Note: There's currently an open issue on reading in json.gz files with the R package jsonlite.

Sources

The data sources that are currently imported are listed below. Please open an issue if you are interested in contributing support for additional sources.

EFO

This project converts all three variants of the Experimental Factor Ontology (EFO, EFO OTAR Profile, and EFO OTAR Slim) into NXOntology objects. See nxontology_data/efo for a detailed README.

HGNC Gene Groups

HGNC (HUGO Gene Nomenclature Committee) maintains a directed acyclic graph of gene groups/families. See nxontology_data/hgnc for a detailed README. Output data is on the output/hgnc branch.

MeSH

MeSH (Medical Subject Headings) is created by the National Library Medicine and integrated into many projects including PubMed. See nxontology_data/mesh for a detailed README. Output data is on the output/mesh branch.

PubChem

We import ontologies from the PubChem Classifications service (see browser & docs). Most ontologies indexed by service do not originate with PubChem, but PubChem provides convenient and standardized bulk access. Output data is on the output/pubchem branch.

Development

# Install the environment
poetry install --no-root

# Update the lock file
poetry update

# Run tests
pytest

# Set up the git pre-commit hooks.
# `git commit` will now trigger automatic checks including linting.
pre-commit install

# Run all pre-commit checks (CI will also run this).
pre-commit run --all

License

This source code in this repository is released under an Apache License 2.0 License (see LICENSE.md). Source code refers to the contents of the main branch and any other development branches containing code and documentation.
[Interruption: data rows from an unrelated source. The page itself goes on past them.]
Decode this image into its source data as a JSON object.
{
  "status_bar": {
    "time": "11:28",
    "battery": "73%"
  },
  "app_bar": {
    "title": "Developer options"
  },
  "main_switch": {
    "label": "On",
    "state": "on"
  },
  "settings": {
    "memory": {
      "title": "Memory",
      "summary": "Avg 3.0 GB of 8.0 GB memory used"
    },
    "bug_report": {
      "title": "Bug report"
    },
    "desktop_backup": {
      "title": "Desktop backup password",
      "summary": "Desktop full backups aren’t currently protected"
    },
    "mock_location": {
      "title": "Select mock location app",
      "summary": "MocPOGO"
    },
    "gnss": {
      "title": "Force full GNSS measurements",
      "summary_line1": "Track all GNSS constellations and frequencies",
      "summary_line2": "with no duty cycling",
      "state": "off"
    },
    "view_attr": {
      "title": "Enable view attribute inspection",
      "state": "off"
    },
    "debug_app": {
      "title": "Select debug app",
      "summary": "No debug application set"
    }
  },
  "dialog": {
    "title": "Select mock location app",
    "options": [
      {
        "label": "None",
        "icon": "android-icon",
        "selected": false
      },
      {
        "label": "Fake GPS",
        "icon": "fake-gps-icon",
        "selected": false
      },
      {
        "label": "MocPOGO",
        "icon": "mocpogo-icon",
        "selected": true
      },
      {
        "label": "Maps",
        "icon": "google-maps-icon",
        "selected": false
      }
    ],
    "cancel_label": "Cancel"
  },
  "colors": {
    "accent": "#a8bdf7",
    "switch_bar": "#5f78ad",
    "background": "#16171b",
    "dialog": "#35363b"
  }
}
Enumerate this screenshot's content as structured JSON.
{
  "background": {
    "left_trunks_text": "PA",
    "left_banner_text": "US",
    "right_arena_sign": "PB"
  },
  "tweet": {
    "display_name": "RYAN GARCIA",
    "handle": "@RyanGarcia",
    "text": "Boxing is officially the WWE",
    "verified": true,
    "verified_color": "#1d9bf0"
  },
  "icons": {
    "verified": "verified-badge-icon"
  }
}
The output branches contain data from external ontologies. Please refer to each respective ontology for its data license. If available, we include license information in the graph metadata for each ontology, but often license information is not supplied in the ontology data we ingest. Please attribute the source ontology when reusing data obtained from this project, and as best practice mention that the data was obtained via NXOntology data.

Any original data produced by this repository is released under a CC0 1.0 Universal (CC0 1.0) Public Domain Dedication. As noted above, the underlying ontology data is not original to this repository and upstream licenses should be consulted.